Now imagine that you are debating whether to report the same income without an accountant’s help, using tax return preparation software. The software isn’t suspicious of your omission and doesn’t harbor any ill feelings about whether you are telling it the truth. In that case, you might be more likely to lie and not report the income. A fascinating new study by Ethan LaMothe and Donna Bobek confirms this intuition. In a survey of 211 participants, LaMothe and Bobek find that individuals may be more willing to lie to tax preparation software than they are to a human tax return preparer. ...
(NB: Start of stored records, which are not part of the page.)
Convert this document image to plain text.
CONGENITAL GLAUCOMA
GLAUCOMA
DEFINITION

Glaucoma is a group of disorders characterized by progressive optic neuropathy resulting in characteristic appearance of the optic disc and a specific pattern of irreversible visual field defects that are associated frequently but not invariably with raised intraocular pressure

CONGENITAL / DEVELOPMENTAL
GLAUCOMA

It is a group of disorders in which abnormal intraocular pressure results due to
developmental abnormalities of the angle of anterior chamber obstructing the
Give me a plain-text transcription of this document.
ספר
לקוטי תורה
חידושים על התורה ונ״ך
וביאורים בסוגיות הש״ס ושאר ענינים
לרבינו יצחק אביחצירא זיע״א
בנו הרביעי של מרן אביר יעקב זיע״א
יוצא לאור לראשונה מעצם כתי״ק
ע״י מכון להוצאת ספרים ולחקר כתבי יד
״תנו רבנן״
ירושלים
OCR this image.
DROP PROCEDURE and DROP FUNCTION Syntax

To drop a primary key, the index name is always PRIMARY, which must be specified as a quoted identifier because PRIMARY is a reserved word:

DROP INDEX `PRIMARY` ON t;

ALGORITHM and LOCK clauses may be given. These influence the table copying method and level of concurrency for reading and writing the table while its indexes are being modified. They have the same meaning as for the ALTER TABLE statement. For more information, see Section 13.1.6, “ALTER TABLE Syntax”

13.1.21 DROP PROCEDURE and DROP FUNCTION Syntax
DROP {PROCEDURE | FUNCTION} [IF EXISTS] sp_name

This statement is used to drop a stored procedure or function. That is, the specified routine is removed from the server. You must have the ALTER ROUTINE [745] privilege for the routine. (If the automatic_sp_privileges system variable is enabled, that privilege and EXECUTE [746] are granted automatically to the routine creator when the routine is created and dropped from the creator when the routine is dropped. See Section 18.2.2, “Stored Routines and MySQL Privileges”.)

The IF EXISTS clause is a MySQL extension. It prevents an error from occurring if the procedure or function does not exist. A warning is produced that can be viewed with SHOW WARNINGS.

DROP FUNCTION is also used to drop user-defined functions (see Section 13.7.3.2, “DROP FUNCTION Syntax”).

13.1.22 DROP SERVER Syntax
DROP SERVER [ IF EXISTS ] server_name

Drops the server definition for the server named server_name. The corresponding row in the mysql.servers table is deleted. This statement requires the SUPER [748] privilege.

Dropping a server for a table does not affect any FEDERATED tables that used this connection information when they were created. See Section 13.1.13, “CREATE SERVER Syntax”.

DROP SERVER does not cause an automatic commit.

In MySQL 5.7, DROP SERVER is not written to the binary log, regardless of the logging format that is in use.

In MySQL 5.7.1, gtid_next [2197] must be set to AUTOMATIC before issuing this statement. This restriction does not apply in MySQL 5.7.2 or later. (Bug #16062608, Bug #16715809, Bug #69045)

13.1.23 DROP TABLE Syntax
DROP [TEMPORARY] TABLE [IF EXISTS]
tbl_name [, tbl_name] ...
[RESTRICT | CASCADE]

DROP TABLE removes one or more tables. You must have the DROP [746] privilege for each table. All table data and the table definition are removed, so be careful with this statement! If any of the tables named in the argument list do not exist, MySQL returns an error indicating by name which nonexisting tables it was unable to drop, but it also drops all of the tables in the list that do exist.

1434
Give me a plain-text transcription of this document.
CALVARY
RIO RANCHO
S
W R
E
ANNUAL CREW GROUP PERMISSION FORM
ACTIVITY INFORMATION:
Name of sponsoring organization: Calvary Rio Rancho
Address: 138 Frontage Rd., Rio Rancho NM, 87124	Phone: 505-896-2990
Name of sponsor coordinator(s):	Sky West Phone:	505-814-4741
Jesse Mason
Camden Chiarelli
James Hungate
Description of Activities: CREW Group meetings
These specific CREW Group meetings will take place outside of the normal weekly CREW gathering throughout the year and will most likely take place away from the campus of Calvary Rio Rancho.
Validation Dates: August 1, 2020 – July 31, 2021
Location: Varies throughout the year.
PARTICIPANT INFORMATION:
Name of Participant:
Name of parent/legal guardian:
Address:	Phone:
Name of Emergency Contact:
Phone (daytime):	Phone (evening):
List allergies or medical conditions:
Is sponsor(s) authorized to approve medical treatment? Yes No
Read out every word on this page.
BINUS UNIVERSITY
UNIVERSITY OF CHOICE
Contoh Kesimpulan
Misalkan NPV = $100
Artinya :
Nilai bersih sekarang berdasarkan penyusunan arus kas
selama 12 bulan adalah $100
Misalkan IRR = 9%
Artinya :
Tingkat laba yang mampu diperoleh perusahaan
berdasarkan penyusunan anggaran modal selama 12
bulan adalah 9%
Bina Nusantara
This article should be of great interest to tax compliance scholars and those interested in the impact of technology on the tax system. As LaMothe and Bobek note, policymakers “should consider the tradeoffs inherent to tax software usage and perhaps view preparation method as a relevant risk factor when developing enforcement strategies.” The study also has interesting implications for tax software design. While it may be impossible to replicate true human interaction, software designers could consider ways to compensate. For example, the author’s findings arguably support proposals to make ethics more salient when individuals use tax software (such as those found here, here, and here). While automated tax preparation has tremendous efficiency advantages, the potential compliance costs of using tax software should not be overlooked.